Das Radio wurde wieder laut. »Hunderttausend und Aberhunderttausend SA, SS, Stahlhelm, Volk und immer wieder Volk strömte vorbei, um den geliebten Führer zu sehen. Strömte vorbei, um damit kundzutun, dass heute ein Wendepunkt in der deutschen Geschichte gekommen ist. Darin sehen wir auch den Zusammenschluss der deutschen Nation. Hunderttausend im ganzen Land, Millionen deutscher Menschen fällt eine Zentnerlast von der Brust herunter, sie glauben wieder, dass das Volk zu sich selbst zurückgefunden hat. Die neue Reichsregierung wird vom ersten Tage an bestrebt sein, nicht in alten ausgefahrenen Gleisen dahinzuwandern, sondern neue Wege zu führen, um zum Erfolg zu kommen.«

»Ich kann den Blödsinn nicht mehr mit anhören.« Georg Sedlmayr drehte das Radio ab.

»Es ist schon spät geworden, Schorsch. Wir wollen euch keine Umstände machen und machen uns am besten gleich auf den Heimweg«, sagte Hans.

»Das kommt ja überhaupt nicht in Frage. Der ganze Pöbel ist auf den Straßen unterwegs. Ich lasse nicht zu, dass ihr auch nur einen Fuß nach draußen setzt. Ausgeschlossen! Sofia wird euch die Betten im Gästezimmer herrichten. Hermann schläft bei Karl, und deine Jungen können dann sein Zimmer haben. Jacob kann von mir aus zu Hannah.«

Theresa zog laut die Luft durch die Zähne, doch ihr Mann ignorierte sie.
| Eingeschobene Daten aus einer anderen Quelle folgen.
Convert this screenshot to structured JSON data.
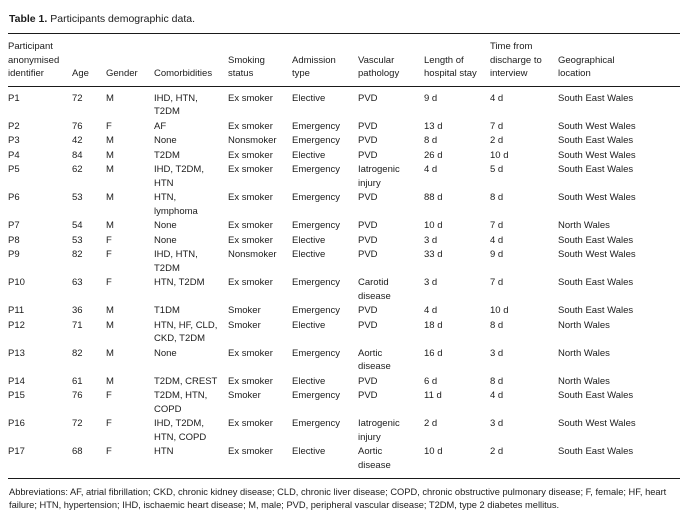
{
  "colors": {
    "text": "#1c1c1c",
    "rule": "#1a1a1a",
    "background": "#ffffff"
  },
  "caption": {
    "label": "Table 1.",
    "text": "Participants demographic data."
  },
  "table": {
    "columns": [
      "Participant anonymised identifier",
      "Age",
      "Gender",
      "Comorbidities",
      "Smoking status",
      "Admission type",
      "Vascular pathology",
      "Length of hospital stay",
      "Time from discharge to interview",
      "Geographical location"
    ],
    "rows": [
      [
        "P1",
        "72",
        "M",
        "IHD, HTN, T2DM",
        "Ex smoker",
        "Elective",
        "PVD",
        "9 d",
        "4 d",
        "South East Wales"
      ],
      [
        "P2",
        "76",
        "F",
        "AF",
        "Ex smoker",
        "Emergency",
        "PVD",
        "13 d",
        "7 d",
        "South West Wales"
      ],
      [
        "P3",
        "42",
        "M",
        "None",
        "Nonsmoker",
        "Emergency",
        "PVD",
        "8 d",
        "2 d",
        "South East Wales"
      ],
      [
        "P4",
        "84",
        "M",
        "T2DM",
        "Ex smoker",
        "Elective",
        "PVD",
        "26 d",
        "10 d",
        "South West Wales"
      ],
      [
        "P5",
        "62",
        "M",
        "IHD, T2DM, HTN",
        "Ex smoker",
        "Emergency",
        "Iatrogenic injury",
        "4 d",
        "5 d",
        "South East Wales"
      ],
      [
        "P6",
        "53",
        "M",
        "HTN, lymphoma",
        "Ex smoker",
        "Emergency",
        "PVD",
        "88 d",
        "8 d",
        "South West Wales"
      ],
      [
        "P7",
        "54",
        "M",
        "None",
        "Ex smoker",
        "Emergency",
        "PVD",
        "10 d",
        "7 d",
        "North Wales"
      ],
      [
        "P8",
        "53",
        "F",
        "None",
        "Ex smoker",
        "Elective",
        "PVD",
        "3 d",
        "4 d",
        "South East Wales"
      ],
      [
        "P9",
        "82",
        "F",
        "IHD, HTN, T2DM",
        "Nonsmoker",
        "Elective",
        "PVD",
        "33 d",
        "9 d",
        "South West Wales"
      ],
      [
        "P10",
        "63",
        "F",
        "HTN, T2DM",
        "Ex smoker",
        "Emergency",
        "Carotid disease",
        "3 d",
        "7 d",
        "South East Wales"
      ],
      [
        "P11",
        "36",
        "M",
        "T1DM",
        "Smoker",
        "Emergency",
        "PVD",
        "4 d",
        "10 d",
        "South East Wales"
      ],
      [
        "P12",
        "71",
        "M",
        "HTN, HF, CLD, CKD, T2DM",
        "Smoker",
        "Elective",
        "PVD",
        "18 d",
        "8 d",
        "North Wales"
      ],
      [
        "P13",
        "82",
        "M",
        "None",
        "Ex smoker",
        "Emergency",
        "Aortic disease",
        "16 d",
        "3 d",
        "North Wales"
      ],
      [
        "P14",
        "61",
        "M",
        "T2DM, CREST",
        "Ex smoker",
        "Elective",
        "PVD",
        "6 d",
        "8 d",
        "North Wales"
      ],
      [
        "P15",
        "76",
        "F",
        "T2DM, HTN, COPD",
        "Smoker",
        "Emergency",
        "PVD",
        "11 d",
        "4 d",
        "South East Wales"
      ],
      [
        "P16",
        "72",
        "F",
        "IHD, T2DM, HTN, COPD",
        "Ex smoker",
        "Emergency",
        "Iatrogenic injury",
        "2 d",
        "3 d",
        "South West Wales"
      ],
      [
        "P17",
        "68",
        "F",
        "HTN",
        "Ex smoker",
        "Elective",
        "Aortic disease",
        "10 d",
        "2 d",
        "South East Wales"
      ]
    ]
  },
  "footnote": "Abbreviations: AF, atrial fibrillation; CKD, chronic kidney disease; CLD, chronic liver disease; COPD, chronic obstructive pulmonary disease; F, female; HF, heart failure; HTN, hypertension; IHD, ischaemic heart disease; M, male; PVD, peripheral vascular disease; T2DM, type 2 diabetes mellitus."
}
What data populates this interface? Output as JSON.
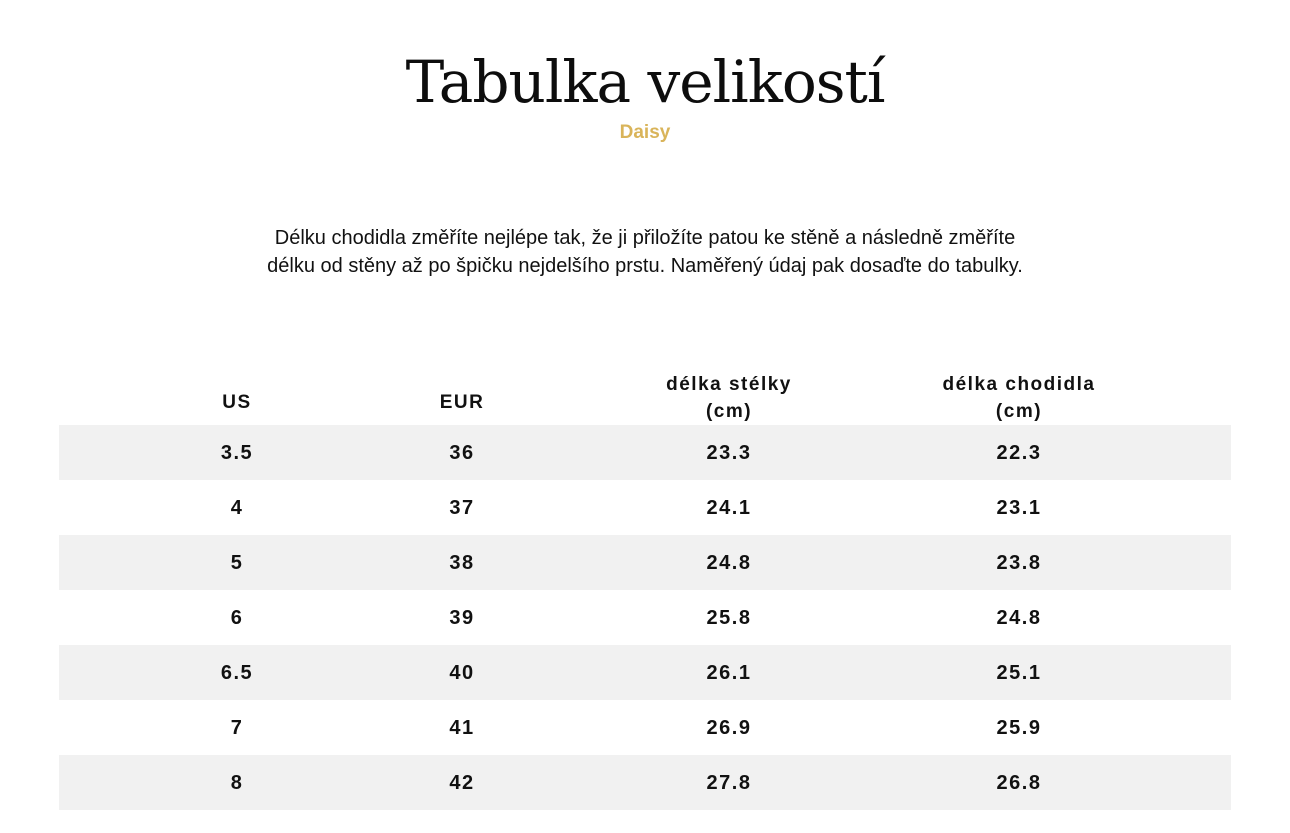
{
  "header": {
    "title": "Tabulka velikostí",
    "subtitle": "Daisy",
    "brand_color": "#d9b45a"
  },
  "intro": {
    "line1": "Délku chodidla změříte nejlépe tak, že ji přiložíte patou ke stěně a následně změříte",
    "line2": "délku od stěny až po špičku nejdelšího prstu. Naměřený údaj pak dosaďte do tabulky."
  },
  "table": {
    "columns": [
      {
        "line1": "US",
        "line2": ""
      },
      {
        "line1": "EUR",
        "line2": ""
      },
      {
        "line1": "délka stélky",
        "line2": "(cm)"
      },
      {
        "line1": "délka chodidla",
        "line2": "(cm)"
      }
    ],
    "rows": [
      [
        "3.5",
        "36",
        "23.3",
        "22.3"
      ],
      [
        "4",
        "37",
        "24.1",
        "23.1"
      ],
      [
        "5",
        "38",
        "24.8",
        "23.8"
      ],
      [
        "6",
        "39",
        "25.8",
        "24.8"
      ],
      [
        "6.5",
        "40",
        "26.1",
        "25.1"
      ],
      [
        "7",
        "41",
        "26.9",
        "25.9"
      ],
      [
        "8",
        "42",
        "27.8",
        "26.8"
      ]
    ]
  }
}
Georg Sedlmayr duldete keinen Widerspruch, sodass die Sternlichts doch am gedeckten Tisch Platz nahmen. Das Essen verlief schweigend. Es war genug gesagt worden. Nachdem das Abendbrot beendet war, nutzten Hannah und Jacob sofort ihre Chance, um sich schnellstmöglich abzuseilen. Karl war weg, und keiner wusste, wann er wiederkommen würde.

Als sie aus dem Badezimmer kam, lag Jacob schon auf der Gästematratze auf dem Fußboden. Hannah löschte das Licht und hörte Jacob in der Dunkelheit laut atmen.

»Papa hat mir heute Angst gemacht. Glaubst du auch, dass es Krieg geben wird?« Keine Antwort. »Jetzt sag schon endlich. Glaubst du es auch?«

»Ich glaube nicht, dass es so schlimm wird, wie dein Vater gemeint hat. Du wirst sehen, morgen sieht die Welt wieder ganz anders aus.« Die Bettdecke raschelte. »Schlaf jetzt, Hannah. Mach dir nicht zu viele Gedanken.«

Hannah drückte ihr Gesicht ins weiche Federbett mit dem frisch gewaschenen Bezug, doch heute konnte sie den Duft nach Frühling einfach nicht riechen.